A new report from the ICO, which follows a year-long investigation, says the use of private email and messaging by DHSC left personally identifiable information (PII) on private servers, where it lacks appropriate protection. The regulator said that this is due to a “lack of clear controls and a rapid increase in the use of messaging apps and technologies” within the department.
Department of Health private messaging causes security risks
Examples of lapses in security outlined by the report include protectively marked information being located in non-corporate or private accounts outside of the DHSC’s official systems. “This information which had been stored on outside servers, shows an oversight in the consideration of storage and retention of this information and the associated risks this could bring.”
The ICO has submitted an official reprimand to the DHSC alongside the report. It says that “most, if not all, of the messages sent and received contained personal data,” such as names, contact details and information related to individuals’ work in a professional capacity.
Though the ICO recognises that the DHSC must send information containing personal data to private channels on occasion, the reprimand says that “where such channels are in use and the processing of personal data is taking place, they should be operated in compliance with the requirements of UK data protection law”.

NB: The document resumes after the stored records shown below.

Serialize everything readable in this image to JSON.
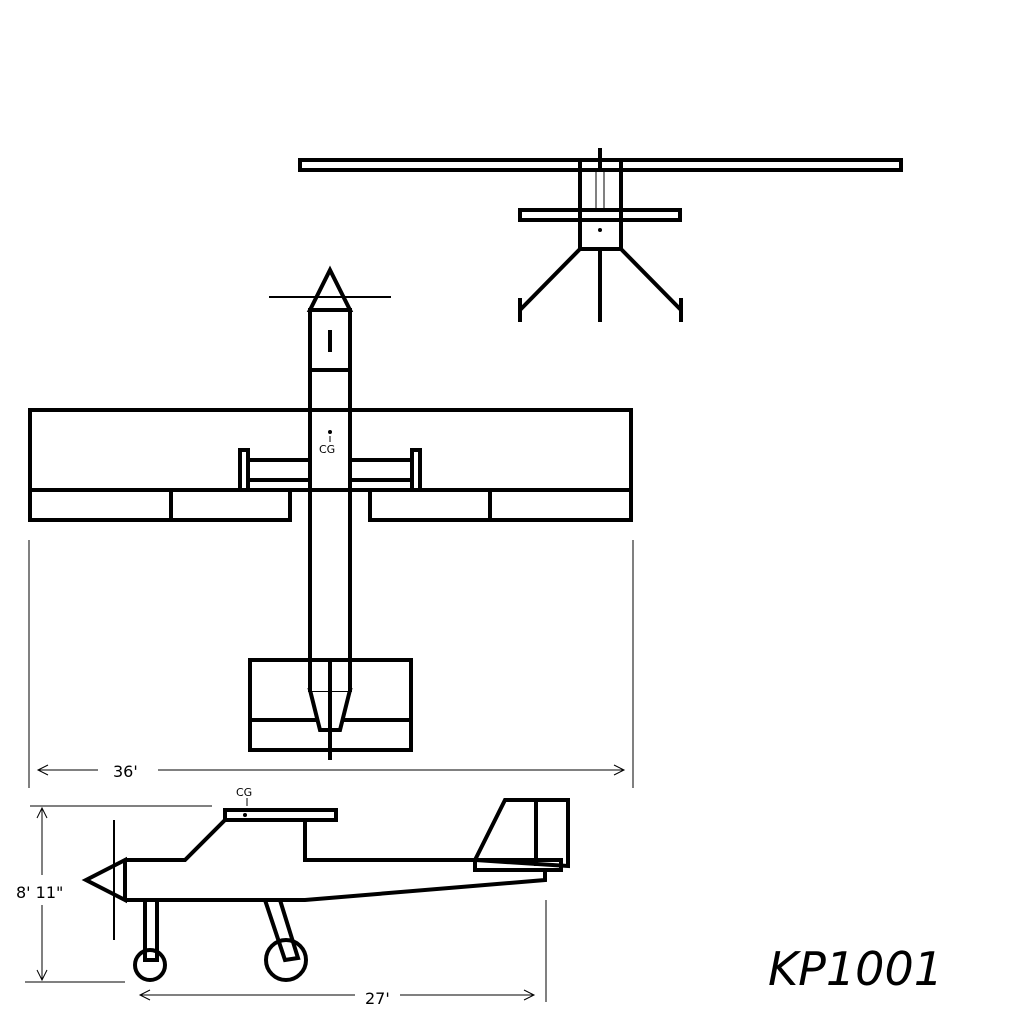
{
  "views": {
    "front": {
      "name": "front-view"
    },
    "top": {
      "name": "top-view"
    },
    "side": {
      "name": "side-view"
    }
  },
  "labels": {
    "cg_top": "CG",
    "cg_side": "CG"
  },
  "dimensions": {
    "wingspan": "36'",
    "length": "27'",
    "height": "8' 11\""
  },
  "signature": "KP1001",
  "colors": {
    "line": "#000000",
    "background": "#ffffff"
  }
}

ICO demands probe into private messaging service use
The ICO has also submitted an order to the department to improve its management of Freedom of Information (FoI) requests and to address the inconsistencies in its existing FoI guidance, and said that the use of private systems can frustrate the FoI process.
Information commissioner John Edwards explained: “Information in private email accounts and messaging services is forgotten, overlooked, autodeleted or otherwise not available when a freedom of information request is later made. This frustrates the freedom of information process and puts at risk the preservation of official records of decision making.”

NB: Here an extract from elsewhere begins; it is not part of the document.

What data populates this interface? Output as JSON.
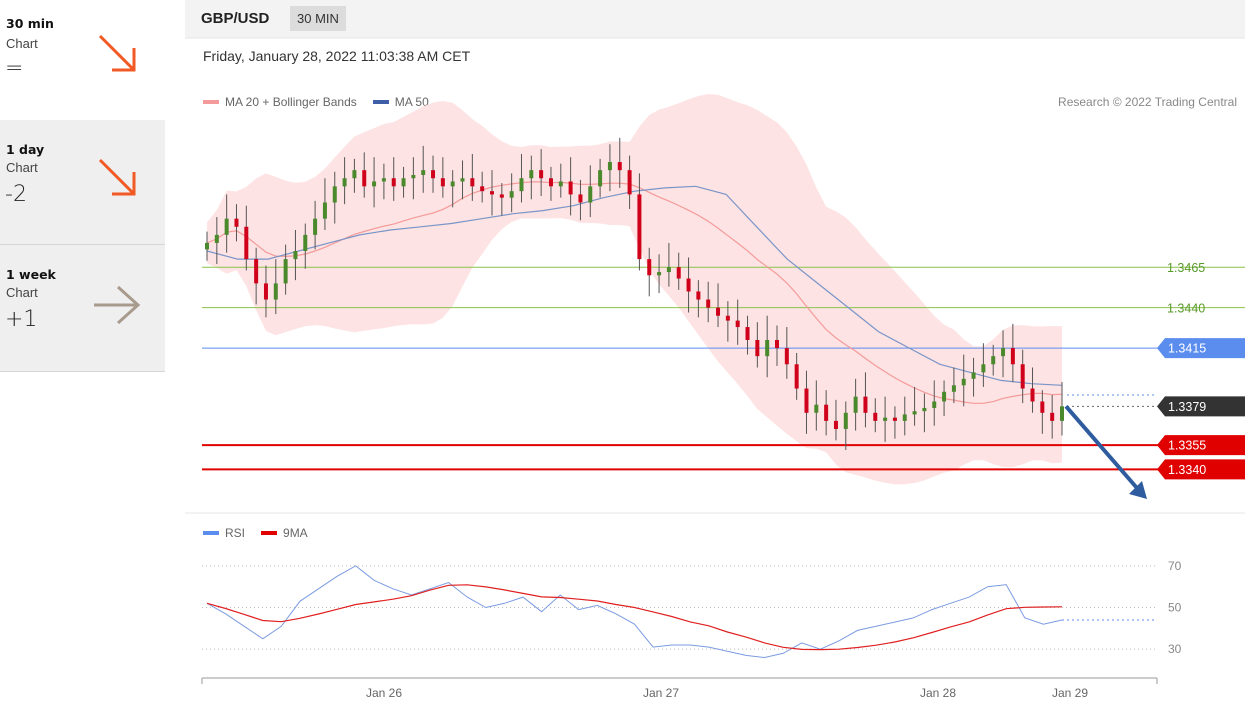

The regulator is demanding a separate review into the use of these channels and how the benefits of new technologies, including private messaging services, can be realised. It stresses that data protection and transparency requirements must be met when conducting business on WhatsApp or similar platforms.
Last year, junior health minister Lord Bethell was criticised for conducting government business on WhatsApp using his private phone. This led to documents and messages relating to the awarding of Covid-19-related contracts being lost.
The report says: “This will help address the significant inconsistencies in approach that appear to be taking place across government and help ensure that risks are better managed.”